More recent research
Since the article by Goodman, et al in 2012, many more investigations have been undertaken to look at specific Superfund locations and diseases that have been prevalent. In 2017, the results of a study by Kirpich and Leary found that there was a correlation between contaminated ground water near Superfund sites and increased rates of adult cancers. This goes back to the correlation and causation conundrum. They tell us in their conclusion that despite these correlations, cancer registries are run by the individual states, and as such the data isn’t always comparable. Furthermore, with the way our society moves, a diagnosis in Wyoming may have been caused by exposures in Louisiana (as an example only).

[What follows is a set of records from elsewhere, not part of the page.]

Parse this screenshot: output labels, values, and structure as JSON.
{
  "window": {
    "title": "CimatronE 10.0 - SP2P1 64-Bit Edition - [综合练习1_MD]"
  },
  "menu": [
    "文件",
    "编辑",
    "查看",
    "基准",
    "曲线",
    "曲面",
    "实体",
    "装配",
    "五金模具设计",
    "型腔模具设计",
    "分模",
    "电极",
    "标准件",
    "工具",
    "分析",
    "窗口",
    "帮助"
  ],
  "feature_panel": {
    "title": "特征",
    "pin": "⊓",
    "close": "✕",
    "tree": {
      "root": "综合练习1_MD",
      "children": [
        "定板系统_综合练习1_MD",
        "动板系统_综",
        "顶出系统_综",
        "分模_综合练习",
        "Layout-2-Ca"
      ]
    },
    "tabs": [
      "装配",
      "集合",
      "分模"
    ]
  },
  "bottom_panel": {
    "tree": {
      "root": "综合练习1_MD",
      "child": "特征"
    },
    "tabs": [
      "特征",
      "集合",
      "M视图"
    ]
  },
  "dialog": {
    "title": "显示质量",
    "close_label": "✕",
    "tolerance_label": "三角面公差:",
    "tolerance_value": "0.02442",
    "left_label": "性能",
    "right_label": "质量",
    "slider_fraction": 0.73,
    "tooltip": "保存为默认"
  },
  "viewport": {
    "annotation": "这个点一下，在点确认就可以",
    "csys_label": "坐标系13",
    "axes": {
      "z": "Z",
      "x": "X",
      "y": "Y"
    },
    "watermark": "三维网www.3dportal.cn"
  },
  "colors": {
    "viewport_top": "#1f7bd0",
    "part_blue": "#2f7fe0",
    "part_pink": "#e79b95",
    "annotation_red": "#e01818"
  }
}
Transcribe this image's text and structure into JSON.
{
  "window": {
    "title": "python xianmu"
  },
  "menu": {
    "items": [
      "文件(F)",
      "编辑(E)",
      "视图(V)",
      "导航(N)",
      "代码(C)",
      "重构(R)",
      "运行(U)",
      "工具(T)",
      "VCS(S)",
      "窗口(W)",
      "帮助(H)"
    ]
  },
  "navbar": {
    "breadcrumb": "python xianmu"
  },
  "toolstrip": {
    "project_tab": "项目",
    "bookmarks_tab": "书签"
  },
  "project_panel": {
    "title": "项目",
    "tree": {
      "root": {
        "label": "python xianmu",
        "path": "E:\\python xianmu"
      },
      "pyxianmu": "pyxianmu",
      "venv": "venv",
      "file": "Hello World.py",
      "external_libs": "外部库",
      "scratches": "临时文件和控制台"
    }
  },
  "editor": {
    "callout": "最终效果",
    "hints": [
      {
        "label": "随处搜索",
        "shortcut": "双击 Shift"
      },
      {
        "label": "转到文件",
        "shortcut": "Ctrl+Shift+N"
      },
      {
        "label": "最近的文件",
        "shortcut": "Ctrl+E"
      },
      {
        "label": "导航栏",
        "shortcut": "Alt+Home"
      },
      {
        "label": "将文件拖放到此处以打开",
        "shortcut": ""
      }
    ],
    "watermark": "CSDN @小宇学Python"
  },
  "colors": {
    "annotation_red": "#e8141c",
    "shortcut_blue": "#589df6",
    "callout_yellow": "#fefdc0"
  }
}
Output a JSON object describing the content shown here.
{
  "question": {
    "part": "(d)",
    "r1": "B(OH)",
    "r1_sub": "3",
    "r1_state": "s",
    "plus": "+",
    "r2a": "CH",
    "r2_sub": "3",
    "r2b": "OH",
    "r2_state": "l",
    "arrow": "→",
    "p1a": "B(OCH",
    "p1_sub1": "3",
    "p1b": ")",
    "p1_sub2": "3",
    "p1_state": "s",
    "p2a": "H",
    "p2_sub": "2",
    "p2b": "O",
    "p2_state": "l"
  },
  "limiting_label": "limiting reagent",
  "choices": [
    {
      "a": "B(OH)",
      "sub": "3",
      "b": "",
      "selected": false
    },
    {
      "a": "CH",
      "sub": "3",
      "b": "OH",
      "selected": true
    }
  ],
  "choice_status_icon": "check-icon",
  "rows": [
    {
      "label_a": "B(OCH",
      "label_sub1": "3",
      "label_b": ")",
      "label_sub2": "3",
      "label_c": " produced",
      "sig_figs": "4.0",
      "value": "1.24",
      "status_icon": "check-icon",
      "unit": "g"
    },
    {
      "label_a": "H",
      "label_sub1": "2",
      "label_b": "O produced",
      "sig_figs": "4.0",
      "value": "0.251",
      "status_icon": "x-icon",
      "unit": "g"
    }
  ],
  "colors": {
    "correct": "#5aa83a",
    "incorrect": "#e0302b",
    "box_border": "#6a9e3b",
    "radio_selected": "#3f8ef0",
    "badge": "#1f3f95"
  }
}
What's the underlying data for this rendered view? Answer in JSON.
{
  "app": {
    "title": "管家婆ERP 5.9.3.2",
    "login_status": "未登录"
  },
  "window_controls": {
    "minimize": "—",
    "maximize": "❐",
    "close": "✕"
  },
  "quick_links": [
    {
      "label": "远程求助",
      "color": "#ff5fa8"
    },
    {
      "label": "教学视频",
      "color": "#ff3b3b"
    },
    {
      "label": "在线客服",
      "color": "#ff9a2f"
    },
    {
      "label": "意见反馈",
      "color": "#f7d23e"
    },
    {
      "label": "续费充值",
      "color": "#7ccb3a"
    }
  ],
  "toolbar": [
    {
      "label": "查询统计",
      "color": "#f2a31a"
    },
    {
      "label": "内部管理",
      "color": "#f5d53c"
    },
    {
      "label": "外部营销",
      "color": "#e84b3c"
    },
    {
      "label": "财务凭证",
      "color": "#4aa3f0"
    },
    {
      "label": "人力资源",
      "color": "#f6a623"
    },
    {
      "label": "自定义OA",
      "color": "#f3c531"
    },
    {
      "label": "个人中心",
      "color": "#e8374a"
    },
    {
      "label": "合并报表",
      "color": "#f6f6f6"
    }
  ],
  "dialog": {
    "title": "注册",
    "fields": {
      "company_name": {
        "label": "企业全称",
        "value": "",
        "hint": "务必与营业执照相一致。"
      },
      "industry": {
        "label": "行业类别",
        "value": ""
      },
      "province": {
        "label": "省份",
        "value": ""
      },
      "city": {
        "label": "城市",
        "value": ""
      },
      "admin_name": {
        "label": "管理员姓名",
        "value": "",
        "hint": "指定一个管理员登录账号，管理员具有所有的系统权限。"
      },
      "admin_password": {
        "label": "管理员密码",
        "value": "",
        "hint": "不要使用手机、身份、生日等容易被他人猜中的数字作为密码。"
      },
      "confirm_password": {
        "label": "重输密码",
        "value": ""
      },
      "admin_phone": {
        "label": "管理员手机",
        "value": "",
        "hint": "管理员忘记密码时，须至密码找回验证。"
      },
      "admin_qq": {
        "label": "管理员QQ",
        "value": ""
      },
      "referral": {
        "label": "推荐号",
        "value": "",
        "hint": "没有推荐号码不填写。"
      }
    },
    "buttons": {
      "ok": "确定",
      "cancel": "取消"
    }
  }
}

A 2014 study by Levine, et al, studied Superfund sites in relation to inflammatory breast cancer (IBC). In their supporting materials, they also note an increase in NHL in residents of a northern Nevada county close to a Superfund Site. Their data also shows an increase in IBC near the Superfund sites close to where my mom grew up. Then in 2017, Webber and Stone, found an increased incidence of NHL in residents close to Superfund sites in Kentucky. As the distance from the sites increased, the rates of NHL decreased. Also in 2017, Amin, Nelson, and McDougall found a positive correlation between the density of Superfund sites and cancer rates in all of the lower 48 states, as well as even a county by county association.
What does it all mean?
Are these Superfund sites the causes of increased cancer (and other diseases) incidence? Maybe, maybe not. There is an awful lot of evidence indicating that they are. But here’s the problem with retrospective studies – when you look back – there is a chance that you are missing something. People moving in or moving out, infectious diseases that can increase cancer risks, smoking, dietary influences – the list goes on and on. Its hard to say that there is one definitive cause for a type cancer – in many cases it arises from the perfect storm of risk factors – and yes, among these may be proximity to Superfund sites.
Knowledge is power. Know where you live or are moving to. Do the research.
As always, much love, many prayers, and abundant blessings to all of the warriors out there!